2. The polynomial \( 6 y^{4}-19 y^{3}-23 y^{2}+10 y+8 \) on factorization gives: (a) \( (y+1)(y-4)(3 y+2)(2 y+1) \) (b) \( (y+1)(y-4)(3 y-2)(2 y-1) \) (c) \( (y+1)(y-4)(3 y-2)(2 y+1) \) (d) \( (y+1)(y-4)(3 y+2)(2 y-1) \)

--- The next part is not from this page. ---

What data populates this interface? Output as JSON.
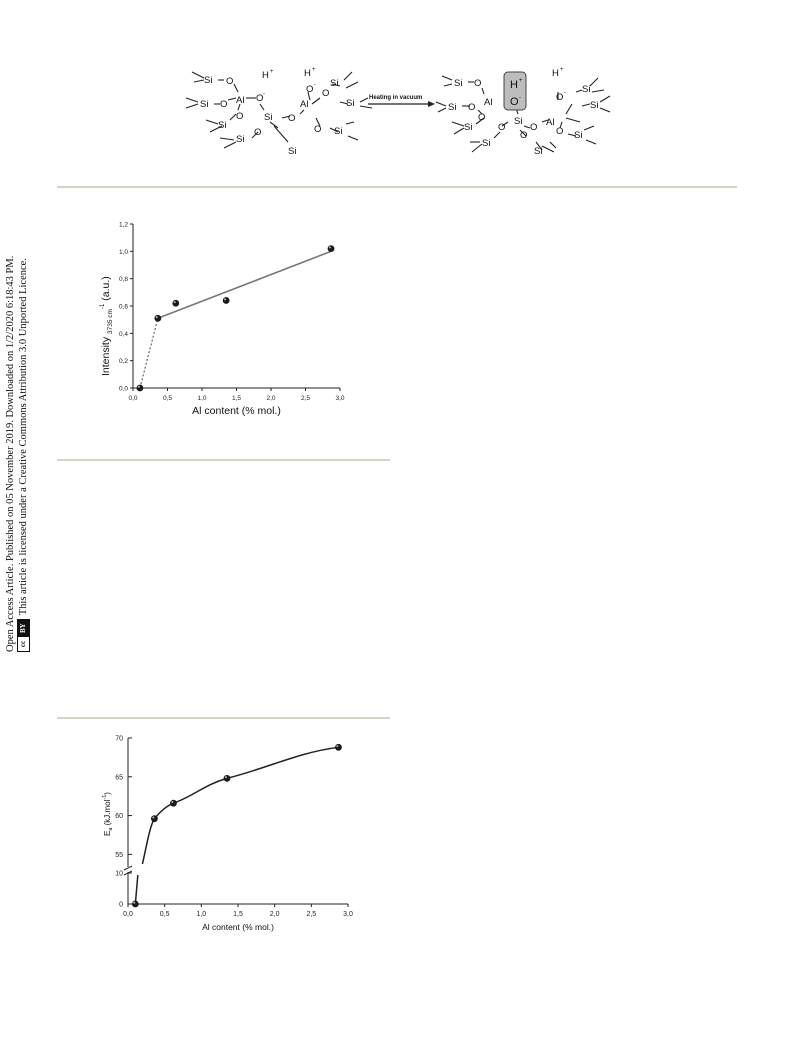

To factorize the polynomial \(6y^{4} - 19y^{3} - 23y^{2} + 10y + 8\), we need to find the roots of the polynomial and then express the polynomial as a product of linear factors. Let's find the roots of the polynomial by setting it equal to zero and solving for \(y\): \[6y^{4} - 19y^{3} - 23y^{2} + 10y + 8 = 0\] Now, we will factorize the polynomial using the roots we find. Let's solve for the roots first. Solve the equation by following steps: - step0: Solve for \(y\): \(6y^{4}-19y^{3}-23y^{2}+10y+8=0\) - step1: Factor the expression: \(\left(y-4\right)\left(y+1\right)\left(2y+1\right)\left(3y-2\right)=0\) - step2: Separate into possible cases: \(\begin{align}&y-4=0\\&y+1=0\\&2y+1=0\\&3y-2=0\end{align}\) - step3: Solve the equation: \(\begin{align}&y=4\\&y=-1\\&y=-\frac{1}{2}\\&y=\frac{2}{3}\end{align}\) - step4: Rewrite: \(y_{1}=-1,y_{2}=-\frac{1}{2},y_{3}=\frac{2}{3},y_{4}=4\) The roots of the polynomial \(6y^{4} - 19y^{3} - 23y^{2} + 10y + 8\) are \(y = -1\), \(y = -\frac{1}{2}\), \(y = \frac{2}{3}\), and \(y = 4\). Now, we will express the polynomial as a product of linear factors using these roots. The factors will be in the form \((y - r)\), where \(r\) is a root of the polynomial. The factors will be: \((y + 1)\), \((y + \frac{1}{2})\), \((y - \frac{2}{3})\), and \((y - 4)\). Therefore, the factorization of the polynomial \(6y^{4} - 19y^{3} - 23y^{2} + 10y + 8\) is \((y + 1)(y + \frac{1}{2})(y - \frac{2}{3})(y - 4)\). Comparing this with the given options, the correct factorization is \((y + 1)(y - 4)(3y + 2)(2y + 1)\), which corresponds to option (a).